Pela lei em aprovação, é permitida a compra do spray de pimenta ou aerossóis de extratos vegetais para autodefesa a partir dos 16 anos, com autorização do responsável legal até os 18. Depois disso, a aquisição pode ser feita diretamente.
Regulamentação da ANVISA
Agência Nacional de Vigilância Sanitária (Anvisa) deverá procedeer a regulamentação como está no sistema brasileiro parfa os produtos de uso comunitário.
“A ANVISA é órgão regulador responsável por essa substâncias", explicou Gisela, reforçando que é importante evitar sprays que causem letalidade ou lesões permanentes.
"O objetivo é [disponibilizar] um produto que dê tempo suficiente para correr, para se salvar daquele ato de agressão”, resumiu a relatora.
Violência contra mulheres
Gisela Simona lembrou o cenário de violência contra mulheres no Brasil, com quatro feminicídios por dia e mais de 196 casos diários de violência sexual registrados no país.
E destacou que estados, como Rio de Janeiro, Pará e Rondônia, já têm leis autorizando o spray de pimenta para mulheres.

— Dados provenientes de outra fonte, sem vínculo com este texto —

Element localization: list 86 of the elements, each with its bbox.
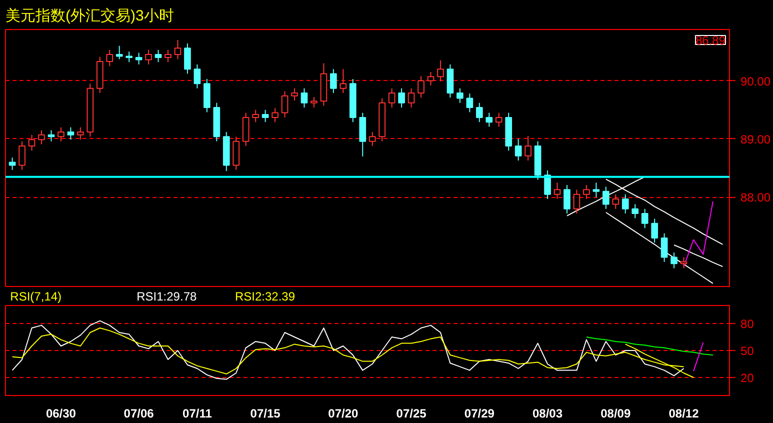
candlestick: [554, 182, 561, 200]
x-tick-label: 07/20: [328, 406, 359, 420]
x-tick-label: 07/25: [396, 406, 427, 420]
line-series: [605, 212, 714, 284]
candlestick: [476, 102, 483, 123]
candlestick: [602, 186, 610, 210]
candlestick: [232, 136, 240, 170]
y-tick-label: 90.00: [740, 74, 771, 88]
x-tick-label: 06/30: [46, 406, 76, 420]
candlestick: [573, 189, 580, 214]
line-series: [586, 336, 714, 356]
candlestick: [281, 90, 288, 118]
chart-title: 美元指数(外汇交易)3小时: [6, 8, 174, 24]
candlestick: [28, 134, 36, 152]
candlestick: [330, 68, 337, 94]
candlestick: [291, 88, 298, 102]
x-tick-label: 07/29: [464, 406, 495, 420]
candlestick: [154, 49, 162, 63]
y-tick-label: 20: [740, 371, 754, 385]
candlestick: [564, 184, 570, 214]
candlestick: [456, 88, 464, 104]
candlestick: [38, 130, 45, 145]
candlestick: [437, 60, 444, 82]
line-series: [12, 320, 684, 380]
candlestick: [368, 132, 376, 146]
candlestick: [418, 76, 424, 98]
candlestick: [58, 126, 64, 142]
text: RSI(7,14): [10, 290, 62, 304]
y-tick-label: 50: [740, 344, 754, 358]
candlestick: [204, 78, 210, 113]
candlestick: [622, 194, 629, 214]
candlestick: [680, 256, 688, 269]
candlestick: [660, 232, 668, 262]
candlestick: [67, 126, 74, 140]
y-tick-label: 80: [740, 317, 754, 331]
candlestick: [641, 208, 648, 229]
candlestick: [272, 108, 278, 123]
candlestick: [466, 93, 474, 113]
candlestick: [388, 88, 396, 108]
candlestick: [359, 112, 366, 157]
candlestick: [126, 51, 133, 63]
candlestick: [408, 88, 415, 108]
x-tick-label: 08/03: [532, 406, 563, 420]
candlestick: [300, 88, 308, 108]
candlestick: [18, 140, 26, 170]
candlestick: [524, 136, 532, 162]
candlestick: [164, 49, 172, 63]
candlestick: [495, 112, 502, 128]
candlestick: [651, 218, 658, 244]
candlestick: [632, 204, 639, 219]
candlestick: [612, 194, 620, 210]
x-tick-label: 08/12: [668, 406, 700, 420]
candlestick: [398, 88, 405, 108]
candlestick: [446, 64, 454, 98]
text: RSI1:29.78: [136, 290, 197, 304]
candlestick: [77, 126, 84, 140]
candlestick: [310, 96, 318, 108]
candlestick: [427, 72, 434, 86]
candlestick: [670, 252, 678, 269]
y-tick-label: 88.00: [740, 190, 771, 205]
line-series: [683, 200, 714, 268]
candlestick: [116, 45, 123, 60]
candlestick: [184, 42, 191, 74]
annotation: 86.89: [695, 34, 726, 48]
candlestick: [145, 49, 152, 65]
candlestick: [174, 39, 182, 60]
x-tick-label: 07/15: [250, 406, 281, 420]
text: RSI2:32.39: [234, 290, 296, 304]
candlestick: [135, 52, 142, 65]
line-series: [674, 244, 724, 268]
y-tick-label: 89.00: [740, 132, 771, 146]
candlestick: [583, 184, 590, 200]
candlestick: [106, 49, 114, 67]
candlestick: [252, 109, 260, 123]
x-tick-label: 07/11: [182, 406, 212, 420]
candlestick: [194, 64, 201, 89]
candlestick: [514, 138, 522, 162]
candlestick: [48, 130, 55, 142]
candlestick: [340, 68, 347, 94]
x-tick-label: 08/09: [600, 406, 631, 420]
x-tick-label: 07/06: [124, 406, 154, 420]
candlestick: [242, 112, 250, 146]
candlestick: [544, 170, 551, 200]
candlestick: [592, 182, 600, 198]
candlestick: [262, 109, 269, 123]
candlestick: [486, 112, 493, 128]
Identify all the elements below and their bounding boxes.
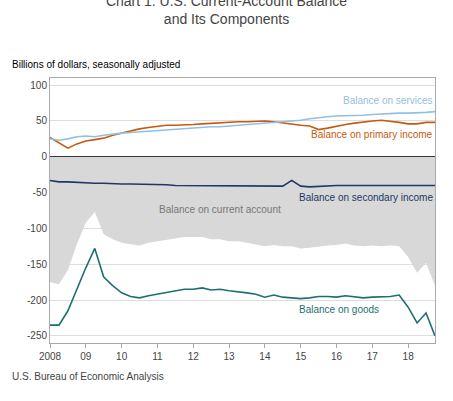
svg-text:Chart 1. U.S. Current-Account: Chart 1. U.S. Current-Account Balanceand… xyxy=(106,0,347,27)
svg-text:18: 18 xyxy=(403,351,415,362)
svg-text:-200: -200 xyxy=(27,295,47,306)
svg-text:17: 17 xyxy=(367,351,379,362)
svg-text:-150: -150 xyxy=(27,259,47,270)
svg-text:Balance on current account: Balance on current account xyxy=(159,204,281,215)
svg-text:Balance on secondary income: Balance on secondary income xyxy=(299,192,433,203)
svg-text:12: 12 xyxy=(188,351,200,362)
svg-text:Balance on services: Balance on services xyxy=(343,95,433,106)
svg-text:U.S. Bureau of Economic Analys: U.S. Bureau of Economic Analysis xyxy=(12,371,164,382)
svg-text:Balance on goods: Balance on goods xyxy=(299,304,379,315)
svg-text:Billions of dollars, seasonall: Billions of dollars, seasonally adjusted xyxy=(12,59,180,70)
svg-text:10: 10 xyxy=(116,351,128,362)
svg-text:13: 13 xyxy=(224,351,236,362)
svg-text:-50: -50 xyxy=(33,187,48,198)
svg-text:Balance on primary income: Balance on primary income xyxy=(311,129,433,140)
svg-text:16: 16 xyxy=(331,351,343,362)
svg-text:0: 0 xyxy=(41,151,47,162)
svg-text:14: 14 xyxy=(259,351,271,362)
svg-text:15: 15 xyxy=(295,351,307,362)
svg-text:11: 11 xyxy=(152,351,163,362)
svg-text:50: 50 xyxy=(36,115,48,126)
svg-text:-100: -100 xyxy=(27,223,47,234)
svg-text:100: 100 xyxy=(30,80,47,91)
svg-text:2008: 2008 xyxy=(39,351,62,362)
svg-text:09: 09 xyxy=(80,351,92,362)
svg-text:-250: -250 xyxy=(27,330,47,341)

Pela proposta, para comprar o produto, a mulher deverá apresentar documento com foto, informar endereço e assinar uma autodeclaração de que não foi condenada por crime de violência.
Os estabelecimentos deverão guardar esses dados por até cinco anos.
Para virar lei, o projeto precisa ser aprovado pela Câmara e pelo Senado.